El géiser se alza majestuosamente
El géiser se alza majestuosamente

—Atraquemos —dice el profesor.

Pero hay que evitar con mucho cuidado esa tromba de agua que haría naufragar la balsa en un instante. Maniobrando hábilmente, Hans nos lleva al extremo del islote.

Salto a la roca. Mi tío me sigue ágil, mientras el cazador permanece en su puesto, como alguien que está por encima de semejantes maravillas. Caminamos sobre un granito mezclado con toba silícea; el suelo se estremece bajo nuestros pies como los flancos de una caldera donde se retorciera el vapor recalentado; está ardiendo. Llegamos a la vista de un pequeño estanque central del que se alza el géiser. Meto en el agua que fluye hirviente un termómetro, y marca un calor de ciento sesenta y tres grados.

Por tanto, ese agua sale de un foco ardiente, lo que contradice de modo singular las teorías del profesor Lidenbrock. No puedo dejar de hacer la observación.

—Y bien —replica él—, ¿qué es lo que prueba contra mi teoría?

—Nada —respondo en tono seco al ver que choco con una obstinación absoluta.

Sin embargo, me veo obligado a confesar que hasta ahora nos hemos visto singularmente favorecidos, y que por una razón que se me escapa, este viaje se realiza en condiciones particulares de temperatura; pero me parece evidente que un día u otro hemos de llegar a esas regiones donde el calor central alcance los límites más altos y supere todas las graduaciones de los termómetros.

—Ya lo veremos —es la voz del profesor, que después de haber bautizado el islote volcánico con el nombre de su sobrino, da la señal de embarque.

Me quedo todavía unos minutos contemplando el géiser.

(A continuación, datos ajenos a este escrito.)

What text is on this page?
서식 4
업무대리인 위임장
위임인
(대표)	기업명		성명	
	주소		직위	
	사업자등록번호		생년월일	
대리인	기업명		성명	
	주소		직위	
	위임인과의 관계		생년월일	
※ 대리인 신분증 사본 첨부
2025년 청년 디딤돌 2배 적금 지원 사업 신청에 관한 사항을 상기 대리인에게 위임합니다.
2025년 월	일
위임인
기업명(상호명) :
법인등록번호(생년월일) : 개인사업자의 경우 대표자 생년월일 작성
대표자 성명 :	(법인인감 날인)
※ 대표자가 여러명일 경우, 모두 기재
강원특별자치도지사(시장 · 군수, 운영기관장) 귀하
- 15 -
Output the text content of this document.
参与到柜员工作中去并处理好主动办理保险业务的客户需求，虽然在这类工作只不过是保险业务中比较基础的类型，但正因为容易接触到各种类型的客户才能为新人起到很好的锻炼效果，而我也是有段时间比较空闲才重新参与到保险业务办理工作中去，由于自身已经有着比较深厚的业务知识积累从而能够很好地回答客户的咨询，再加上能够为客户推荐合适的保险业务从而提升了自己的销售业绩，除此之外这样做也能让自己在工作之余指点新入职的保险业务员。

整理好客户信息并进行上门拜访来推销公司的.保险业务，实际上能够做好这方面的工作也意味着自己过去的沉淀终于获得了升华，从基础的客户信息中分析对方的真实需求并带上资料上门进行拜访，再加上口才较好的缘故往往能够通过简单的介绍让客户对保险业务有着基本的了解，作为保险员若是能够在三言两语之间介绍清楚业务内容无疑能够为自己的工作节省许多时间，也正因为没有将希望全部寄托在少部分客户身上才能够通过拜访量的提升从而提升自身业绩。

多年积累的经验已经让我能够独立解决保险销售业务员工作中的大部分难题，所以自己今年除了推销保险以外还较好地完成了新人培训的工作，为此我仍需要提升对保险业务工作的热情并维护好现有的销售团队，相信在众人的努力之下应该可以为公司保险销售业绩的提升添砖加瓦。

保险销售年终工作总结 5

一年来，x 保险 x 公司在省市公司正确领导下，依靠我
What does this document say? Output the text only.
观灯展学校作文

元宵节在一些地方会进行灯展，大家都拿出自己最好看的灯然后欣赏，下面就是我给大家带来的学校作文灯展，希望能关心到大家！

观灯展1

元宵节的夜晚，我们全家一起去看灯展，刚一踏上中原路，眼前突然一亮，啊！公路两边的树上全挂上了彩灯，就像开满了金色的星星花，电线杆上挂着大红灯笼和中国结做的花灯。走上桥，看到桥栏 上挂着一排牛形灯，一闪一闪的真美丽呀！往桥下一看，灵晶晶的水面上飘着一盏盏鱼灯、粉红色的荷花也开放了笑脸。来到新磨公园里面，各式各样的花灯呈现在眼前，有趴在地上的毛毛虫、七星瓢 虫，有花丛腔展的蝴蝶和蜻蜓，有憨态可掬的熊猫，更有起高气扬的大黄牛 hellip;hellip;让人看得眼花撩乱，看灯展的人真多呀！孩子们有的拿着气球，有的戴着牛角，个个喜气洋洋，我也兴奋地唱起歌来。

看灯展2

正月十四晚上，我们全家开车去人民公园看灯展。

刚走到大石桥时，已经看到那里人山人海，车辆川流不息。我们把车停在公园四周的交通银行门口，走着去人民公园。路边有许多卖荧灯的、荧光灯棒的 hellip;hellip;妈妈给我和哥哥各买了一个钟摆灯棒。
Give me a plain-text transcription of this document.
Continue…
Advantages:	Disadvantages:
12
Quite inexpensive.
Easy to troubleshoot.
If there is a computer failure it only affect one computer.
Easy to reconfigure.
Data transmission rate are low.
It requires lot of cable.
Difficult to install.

Observo que su chorro es irregular en la boca, que disminuye a veces de intensidad, que luego se recobra con nuevo vigor, cosa que atribuyo a diferencias de presión de los vapores acumulados en su seno.

Por fin partimos rodeando las accidentadas rocas del sur. Hans ha aprovechado el alto para reparar la balsa.

Pero antes de desatracar hago algunas observaciones para calcular la distancia recorrida y las anoto en mi diario. Hemos recorrido doscientas setenta leguas de mar desde Puerto Graüben, y estamos a seiscientas veinte leguas de Islandia, debajo de Inglaterra.

  • 1. Manantial muy célebre que brota al pie del Hekla. (N. del A.)